Analyst Franco Granda stressed that SpaceX’s impressive growth prospects and unique market position do justify the lofty valuation. Granda compared SpaceX’s potential price-to-sales ratio of more than 100 with that of Palantir Technologies Inc., at around 77, the highest in the S&P 500 index.
Granda’s analysis used a sum-of-the-parts framework, taking into account growth-adjusted multiples for SpaceX’s Starlink satellite internet business and its launch services. This framework supported the $1.75 trillion valuation that SpaceX is said to be targeting.
However, Granda underlined that the final valuation will depend on investors’ willingness to assign a “platform premium” to SpaceX, reflecting the unique combination of Starlink subscriber growth, its dominant position in launches and emerging direct-to-cell technology.
To justify the ambitious valuation, PitchBook forecasted that SpaceX’s revenue will reach $150 billion in 2040, a tenfold increase on last year’s estimated revenue of $16 billion.

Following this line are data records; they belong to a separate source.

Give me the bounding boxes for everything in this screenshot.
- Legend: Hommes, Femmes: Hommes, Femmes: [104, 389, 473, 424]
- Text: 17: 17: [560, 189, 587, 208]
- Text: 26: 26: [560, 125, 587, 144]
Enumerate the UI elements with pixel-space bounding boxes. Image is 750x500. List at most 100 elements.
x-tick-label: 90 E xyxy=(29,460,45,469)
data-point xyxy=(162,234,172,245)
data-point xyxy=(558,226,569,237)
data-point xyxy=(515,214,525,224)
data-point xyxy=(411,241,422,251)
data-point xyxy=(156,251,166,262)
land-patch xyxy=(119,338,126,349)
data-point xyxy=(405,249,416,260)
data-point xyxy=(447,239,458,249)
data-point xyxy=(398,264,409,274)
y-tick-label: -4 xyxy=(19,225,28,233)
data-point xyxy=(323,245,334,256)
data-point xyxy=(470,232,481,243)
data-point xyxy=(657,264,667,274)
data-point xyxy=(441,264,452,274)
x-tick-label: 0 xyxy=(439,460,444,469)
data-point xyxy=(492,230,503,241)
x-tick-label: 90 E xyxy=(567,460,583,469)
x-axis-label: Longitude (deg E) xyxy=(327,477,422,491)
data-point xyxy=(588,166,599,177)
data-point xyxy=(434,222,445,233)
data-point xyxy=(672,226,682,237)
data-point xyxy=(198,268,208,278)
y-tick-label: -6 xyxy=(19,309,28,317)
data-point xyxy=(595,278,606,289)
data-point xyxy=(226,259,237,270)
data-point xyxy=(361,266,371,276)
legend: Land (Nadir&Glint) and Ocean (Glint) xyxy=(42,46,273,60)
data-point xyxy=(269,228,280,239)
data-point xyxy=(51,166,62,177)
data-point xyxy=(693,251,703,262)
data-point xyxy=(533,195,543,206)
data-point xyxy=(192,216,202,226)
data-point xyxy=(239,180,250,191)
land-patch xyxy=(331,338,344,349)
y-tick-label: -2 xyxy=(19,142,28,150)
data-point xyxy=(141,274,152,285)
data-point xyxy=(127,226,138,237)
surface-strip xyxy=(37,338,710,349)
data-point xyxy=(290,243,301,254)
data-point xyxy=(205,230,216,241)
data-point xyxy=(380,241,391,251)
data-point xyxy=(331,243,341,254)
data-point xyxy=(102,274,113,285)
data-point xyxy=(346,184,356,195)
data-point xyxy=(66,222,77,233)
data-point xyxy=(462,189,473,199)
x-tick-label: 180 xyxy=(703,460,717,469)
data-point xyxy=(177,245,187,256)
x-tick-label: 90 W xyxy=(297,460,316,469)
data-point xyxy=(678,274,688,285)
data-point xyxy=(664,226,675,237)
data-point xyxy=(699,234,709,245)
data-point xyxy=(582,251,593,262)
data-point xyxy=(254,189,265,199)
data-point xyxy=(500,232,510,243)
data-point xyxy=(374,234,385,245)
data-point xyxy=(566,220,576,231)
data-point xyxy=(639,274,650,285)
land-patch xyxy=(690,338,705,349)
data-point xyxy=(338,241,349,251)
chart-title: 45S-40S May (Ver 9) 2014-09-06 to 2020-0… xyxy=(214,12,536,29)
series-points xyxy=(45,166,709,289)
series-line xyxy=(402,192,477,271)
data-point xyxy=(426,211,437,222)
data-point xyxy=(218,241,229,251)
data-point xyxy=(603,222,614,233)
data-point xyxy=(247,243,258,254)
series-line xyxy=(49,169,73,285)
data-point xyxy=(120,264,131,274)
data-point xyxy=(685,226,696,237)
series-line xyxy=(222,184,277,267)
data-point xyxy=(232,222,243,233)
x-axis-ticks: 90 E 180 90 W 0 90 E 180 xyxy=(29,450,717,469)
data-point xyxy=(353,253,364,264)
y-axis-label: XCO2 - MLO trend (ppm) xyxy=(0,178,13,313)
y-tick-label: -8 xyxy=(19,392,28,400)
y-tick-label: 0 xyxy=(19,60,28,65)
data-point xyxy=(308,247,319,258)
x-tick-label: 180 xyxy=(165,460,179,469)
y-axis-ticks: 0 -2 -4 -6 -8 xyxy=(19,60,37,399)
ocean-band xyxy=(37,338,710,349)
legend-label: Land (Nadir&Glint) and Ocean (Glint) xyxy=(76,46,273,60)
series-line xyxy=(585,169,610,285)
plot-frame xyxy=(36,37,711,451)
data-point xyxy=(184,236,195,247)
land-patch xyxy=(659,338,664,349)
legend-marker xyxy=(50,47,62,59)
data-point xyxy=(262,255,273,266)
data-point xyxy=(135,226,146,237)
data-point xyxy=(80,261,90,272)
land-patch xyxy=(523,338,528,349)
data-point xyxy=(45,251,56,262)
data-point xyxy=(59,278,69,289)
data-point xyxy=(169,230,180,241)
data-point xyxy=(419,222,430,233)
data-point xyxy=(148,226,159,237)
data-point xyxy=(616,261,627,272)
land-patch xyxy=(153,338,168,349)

While this makes the valuation more acceptable for investors who believe in founder Elon Musk’s vision and expect substantial growth for Starlink and SpaceX’s rocket programmes, Granda acknowledged that investors will take a critical view of the reliance on long-term projections.
If SpaceX hits its valuation target, it would surpass the market capitalisation of Meta and even Musk’s own Tesla, making it one of the largest companies in the S&P 500.

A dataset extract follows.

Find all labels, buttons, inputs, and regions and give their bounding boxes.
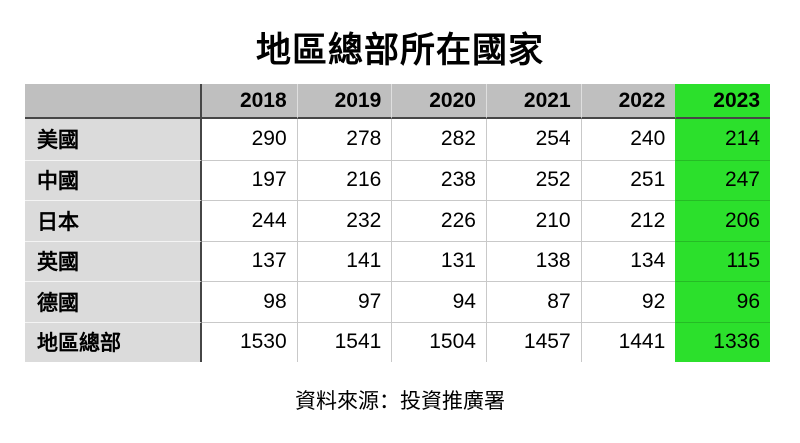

SpaceX plans to use the proceeds from the IPO to fund an ambitious “insane flight rate” for its Starship rocket, set up AI data centres in space and develop a Moon base.
PitchBook regarded these space exploration initiatives as call options with significant upside potential, but assigned them no revenue in its model.
Granda warned prospective investors about the expected volatility in SpaceX’s share price, likening it to “Tesla on steroids”. He said price swings of 20-30% with every delay in key milestones, due to the limited availability of shares after the IPO.
Upcoming milestones for SpaceX include a Starship test flight expected this month and a demonstration of cryogenic propellant transfer between two Starship vehicles in Earth orbit later this year. The latter is considered crucial for SpaceX’s Moon and Mars exploration ambitions.
Granda also flagged a potential regulatory bottleneck as a key risk factor. Although the FAA extended SpaceX’s launch licence to 25 launches a year, the environmental review process for each vehicle modification remains slow, which could hinder SpaceX’s ambitious launch schedule.